The Chenab, also known as the Chandrabhaga, originates in Lahaul Spiti in Himachal Pradesh and flows through the Jammu region into the plains of Pakistani Punjab. The catchment area of the Chenab is elongated and narrow and is mostly in India. But the Chenab runs through deep valleys and the river drops by as much as 24 meters per km, imposing physical constraints and huge economic costs on harnessing it.

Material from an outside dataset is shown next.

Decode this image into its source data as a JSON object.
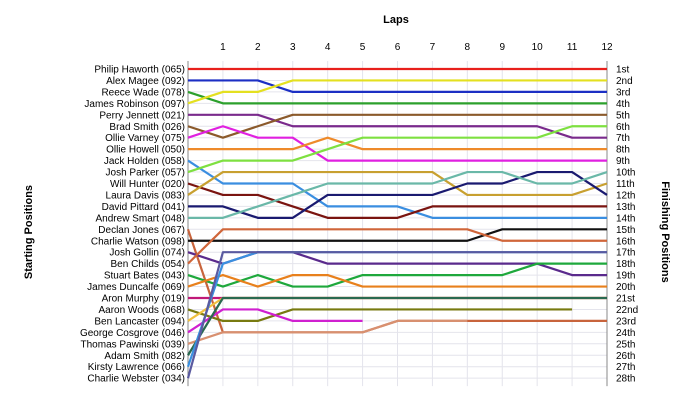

The three eastern rivers allocated to India by the IWT are the Beas, Ravi and Sutlej. These waters sustain agriculture in Punjab and to some extent Haryana, and are substantially used. What enters Pakistan is usually just enough to keep the stream flushed. But nevertheless Pakistan has from time to time blamed India for its floods to the sudden and deliberate release of storage gates. Despite this, the IWT has worked exceedingly well for both countries, and both are loathe to disturb it. Even when India and Pakistan went to war in 1965, 1971 and over Kargil in 1999, the waters flowed without interruption. The fact is that the IWT works because it suits both countries by making a virtue of the geography.

The Pulwama incident has fuelled much anger within India and the Narendra Modi government, which rode to power promising to deter Pakistani-origin terrorism in India by threatening retribution is now hard pressed to deliver. After Uri, it discovered that there is a wide yawning gap between promise and reality. The PM’s pre-election speeches are now being played back to him to taunt him. The Modi government is flailing for options short of the use of arms. Thus, the somewhat exasperated suggestion seemingly made by the Modi government that it would take a relook at the treaty. It can take a relook it till kingdom come, but the reality remains the same.

As Dr Shakil Ahmad Romshoo, head of earth sciences at the geology and geophysics department of the University of Kashmir, recently said: “Let us assume we stop the water supply for the sake of argument. Where would the water go? We do not have infrastructure to store this water. We have not built dams in J&K where we can store the water. And being a mountainous state, unlike Tamil Nadu or Karnataka, you cannot move water to another state.

So you cannot stop the water technically.”